Thursday 17 January 2013

Tailleur


Il était tailleur. Là-bas, dans son atelier, le fracas du monde ne pouvait l’atteindre. Les vagues des tissus enveloppaient les murs d’élégance, étouffaient les sons et l’on y entrait comme dans un sanctuaire. Dans la boutique on parlait, commentait, s'extasiait mais au premier pas dans l’atelier on baissait instinctivement la voix. Le lieu était empreint des heures de travail, d’attention, une infinie précision y était suspendue.

Dans leur parfaite maîtrise du geste, ses doigts drapaient d’humilité l’homme puissant, tandis que l’homme humble se sentait devenir roi sous la coupe glorieuse du tissu. Dans la paix solitaire de son atelier il caressait longuement le textile avant de se mettre à l’ouvrage. Il en lisait le pli, la résistance, en scrutait le tomber. Il écoutait le chuchotement de la trame, en devinait les aspirations.

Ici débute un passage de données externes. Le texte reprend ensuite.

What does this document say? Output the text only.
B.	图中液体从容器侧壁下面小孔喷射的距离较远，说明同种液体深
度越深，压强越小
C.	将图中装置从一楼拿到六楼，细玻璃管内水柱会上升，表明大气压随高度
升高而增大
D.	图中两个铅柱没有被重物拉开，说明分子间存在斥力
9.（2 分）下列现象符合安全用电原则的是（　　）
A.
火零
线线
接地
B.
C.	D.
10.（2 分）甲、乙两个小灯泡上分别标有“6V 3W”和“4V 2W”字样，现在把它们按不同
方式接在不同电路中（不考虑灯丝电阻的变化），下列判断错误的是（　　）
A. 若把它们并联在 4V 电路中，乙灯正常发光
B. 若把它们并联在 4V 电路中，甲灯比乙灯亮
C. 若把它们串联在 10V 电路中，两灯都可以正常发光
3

Jamais il n’usait d’un tissu ou allait à l’encontre de ses désirs; le vêtement devait être un discours entre l’homme et la fibre, le résultat d’une osmose parfaite où transparaissait le choix réfléchi de l’aiguille, du fil adéquat, le tracé préliminaire précis et avisé. Le ciseau même, entretenu avec révérence, n’entravait pas l’étoffe mais la révélait. La matière lui parlait de rigueur ou de caresse, de pinces impeccablement ajustées, d’ourlets élaborés, lui réclamait biais élégants, points anglais ou rabattus.

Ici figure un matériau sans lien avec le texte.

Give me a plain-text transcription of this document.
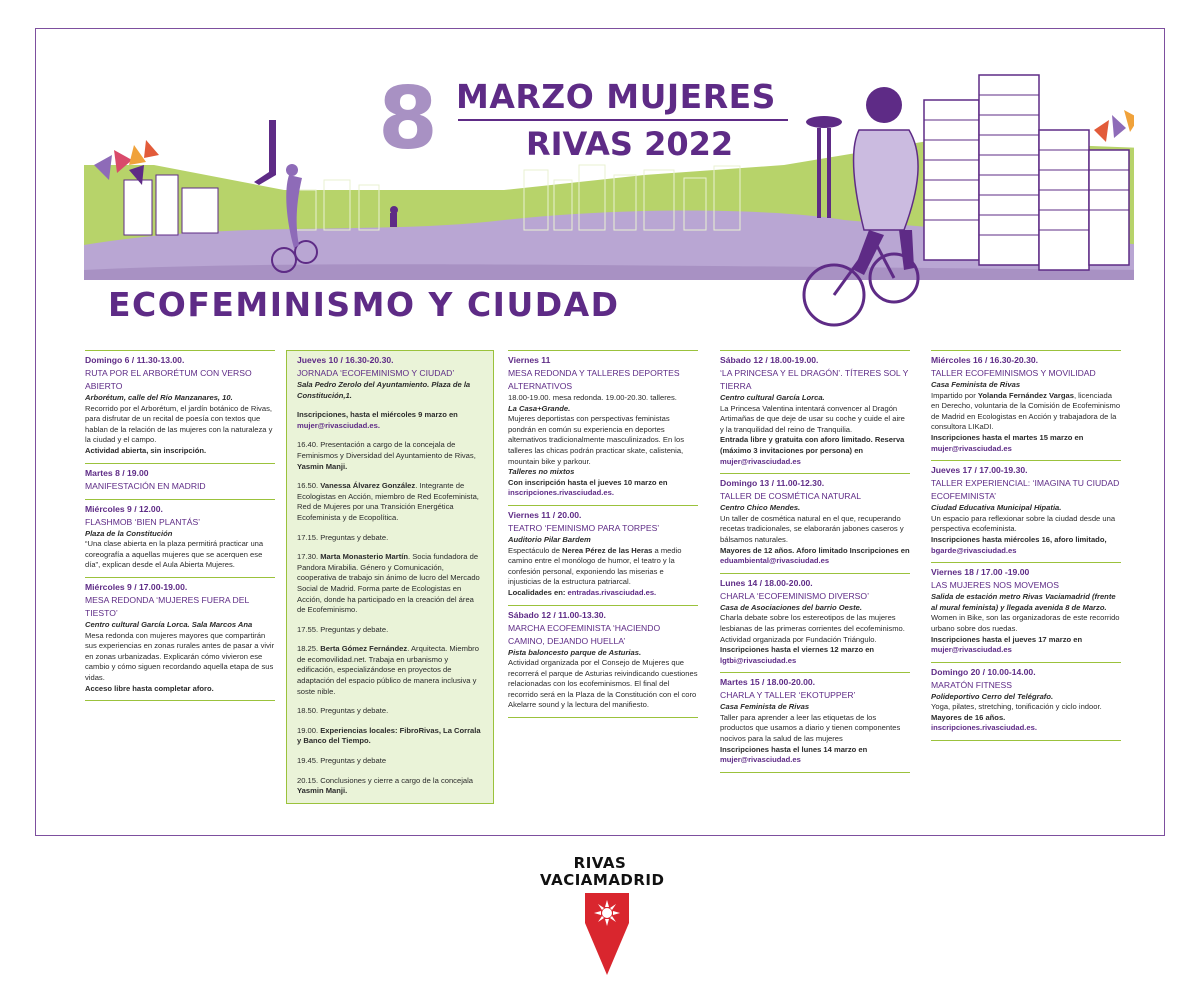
8 MARZO MUJERES
RIVAS 2022
ECOFEMINISMO Y CIUDAD
Domingo 6 / 11.30-13.00.
RUTA POR EL ARBORÉTUM CON VERSO ABIERTO
Arborétum, calle del Río Manzanares, 10.
Recorrido por el Arborétum, el jardín botánico de Rivas, para disfrutar de un recital de poesía con textos que hablan de la relación de las mujeres con la naturaleza y la ciudad y el campo.
Actividad abierta, sin inscripción.
Martes 8 / 19.00
MANIFESTACIÓN EN MADRID
Miércoles 9 / 12.00.
FLASHMOB ‘BIEN PLANTÁS’
Plaza de la Constitución
“Una clase abierta en la plaza permitirá practicar una coreografía a aquellas mujeres que se acerquen ese día”, explican desde el Aula Abierta Mujeres.
Miércoles 9 / 17.00-19.00.
MESA REDONDA ‘MUJERES FUERA DEL TIESTO’
Centro cultural García Lorca. Sala Marcos Ana
Mesa redonda con mujeres mayores que compartirán sus experiencias en zonas rurales antes de pasar a vivir en zonas urbanizadas. Explicarán cómo vivieron ese cambio y cómo siguen recordando aquella etapa de sus vidas.
Acceso libre hasta completar aforo.
Jueves 10 / 16.30-20.30.
JORNADA ‘ECOFEMINISMO Y CIUDAD’
Sala Pedro Zerolo del Ayuntamiento. Plaza de la Constitución,1.
Inscripciones, hasta el miércoles 9 marzo en
mujer@rivasciudad.es.
16.40. Presentación a cargo de la concejala de Feminismos y Diversidad del Ayuntamiento de Rivas, Yasmin Manji.
16.50. Vanessa Álvarez González. Integrante de Ecologistas en Acción, miembro de Red Ecofeminista, Red de Mujeres por una Transición Energética Ecofeminista y de Ecopolítica.
17.15. Preguntas y debate.
17.30. Marta Monasterio Martín. Socia fundadora de Pandora Mirabilia. Género y Comunicación, cooperativa de trabajo sin ánimo de lucro del Mercado Social de Madrid. Forma parte de Ecologistas en Acción, donde ha participado en la creación del área de Ecofeminismo.
17.55. Preguntas y debate.
18.25. Berta Gómez Fernández. Arquitecta. Miembro de ecomovilidad.net. Trabaja en urbanismo y edificación, especializándose en proyectos de adaptación del espacio público de manera inclusiva y soste nible.
18.50. Preguntas y debate.
19.00. Experiencias locales: FibroRivas, La Corrala y Banco del Tiempo.
19.45. Preguntas y debate
20.15. Conclusiones y cierre a cargo de la concejala Yasmin Manji.
Viernes 11
MESA REDONDA Y TALLERES DEPORTES ALTERNATIVOS
18.00-19.00. mesa redonda. 19.00-20.30. talleres.
La Casa+Grande.
Mujeres deportistas con perspectivas feministas pondrán en común su experiencia en deportes alternativos tradicionalmente masculinizados. En los talleres las chicas podrán practicar skate, calistenia, mountain bike y parkour.
Talleres no mixtos
Con inscripción hasta el jueves 10 marzo en
inscripciones.rivasciudad.es.
Viernes 11 / 20.00.
TEATRO ‘FEMINISMO PARA TORPES’
Auditorio Pilar Bardem
Espectáculo de Nerea Pérez de las Heras a medio camino entre el monólogo de humor, el teatro y la confesión personal, exponiendo las miserias e injusticias de la estructura patriarcal.
Localidades en: entradas.rivasciudad.es.
Sábado 12 / 11.00-13.30.
MARCHA ECOFEMINISTA ‘HACIENDO CAMINO, DEJANDO HUELLA’
Pista baloncesto parque de Asturias.
Actividad organizada por el Consejo de Mujeres que recorrerá el parque de Asturias reivindicando cuestiones relacionadas con los ecofeminismos. El final del recorrido será en la Plaza de la Constitución con el coro Akelarre sound y la lectura del manifiesto.
Sábado 12 / 18.00-19.00.
‘LA PRINCESA Y EL DRAGÓN’. TÍTERES SOL Y TIERRA
Centro cultural García Lorca.
La Princesa Valentina intentará convencer al Dragón Artimañas de que deje de usar su coche y cuide el aire y la tranquilidad del reino de Tranquilia.
Entrada libre y gratuita con aforo limitado. Reserva (máximo 3 invitaciones por persona) en mujer@rivasciudad.es
Domingo 13 / 11.00-12.30.
TALLER DE COSMÉTICA NATURAL
Centro Chico Mendes.
Un taller de cosmética natural en el que, recuperando recetas tradicionales, se elaborarán jabones caseros y bálsamos naturales.
Mayores de 12 años. Aforo limitado Inscripciones en eduambiental@rivasciudad.es
Lunes 14 / 18.00-20.00.
CHARLA ‘ECOFEMINISMO DIVERSO’
Casa de Asociaciones del barrio Oeste.
Charla debate sobre los estereotipos de las mujeres lesbianas de las primeras corrientes del ecofeminismo. Actividad organizada por Fundación Triángulo.
Inscripciones hasta el viernes 12 marzo en
lgtbi@rivasciudad.es
Martes 15 / 18.00-20.00.
CHARLA Y TALLER ‘EKOTUPPER’
Casa Feminista de Rivas
Taller para aprender a leer las etiquetas de los productos que usamos a diario y tienen componentes nocivos para la salud de las mujeres
Inscripciones hasta el lunes 14 marzo en
mujer@rivasciudad.es
Miércoles 16 / 16.30-20.30.
TALLER ECOFEMINISMOS Y MOVILIDAD
Casa Feminista de Rivas
Impartido por Yolanda Fernández Vargas, licenciada en Derecho, voluntaria de la Comisión de Ecofeminismo de Madrid en Ecologistas en Acción y trabajadora de la consultora LIKaDI.
Inscripciones hasta el martes 15 marzo en
mujer@rivasciudad.es
Jueves 17 / 17.00-19.30.
TALLER EXPERIENCIAL: ‘IMAGINA TU CIUDAD ECOFEMINISTA’
Ciudad Educativa Municipal Hipatia.
Un espacio para reflexionar sobre la ciudad desde una perspectiva ecofeminista.
Inscripciones hasta miércoles 16, aforo limitado,
bgarde@rivasciudad.es
Viernes 18 / 17.00 -19.00
LAS MUJERES NOS MOVEMOS
Salida de estación metro Rivas Vaciamadrid (frente al mural feminista) y llegada avenida 8 de Marzo.
Women in Bike, son las organizadoras de este recorrido urbano sobre dos ruedas.
Inscripciones hasta el jueves 17 marzo en
mujer@rivasciudad.es
Domingo 20 / 10.00-14.00.
MARATÓN FITNESS
Polideportivo Cerro del Telégrafo.
Yoga, pilates, stretching, tonificación y ciclo indoor.
Mayores de 16 años.
inscripciones.rivasciudad.es.
RIVAS
VACIAMADRID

Progressivement, l’échange intime du savoir faire et du matériau changeait le tissu fluide en un vêtement au caractère affirmé, prêt à passer le seuil de l’atelier pour faire son entrée dans la boutique. C’est là que, finalement revêtu, il prenait vie : la coupe de l’habit exprimait tout autant que les gestes de celle ou celui qui l’animaient. C’est la destinée du tailleur que de voir son labeur devoir le quitter pour s’accomplir.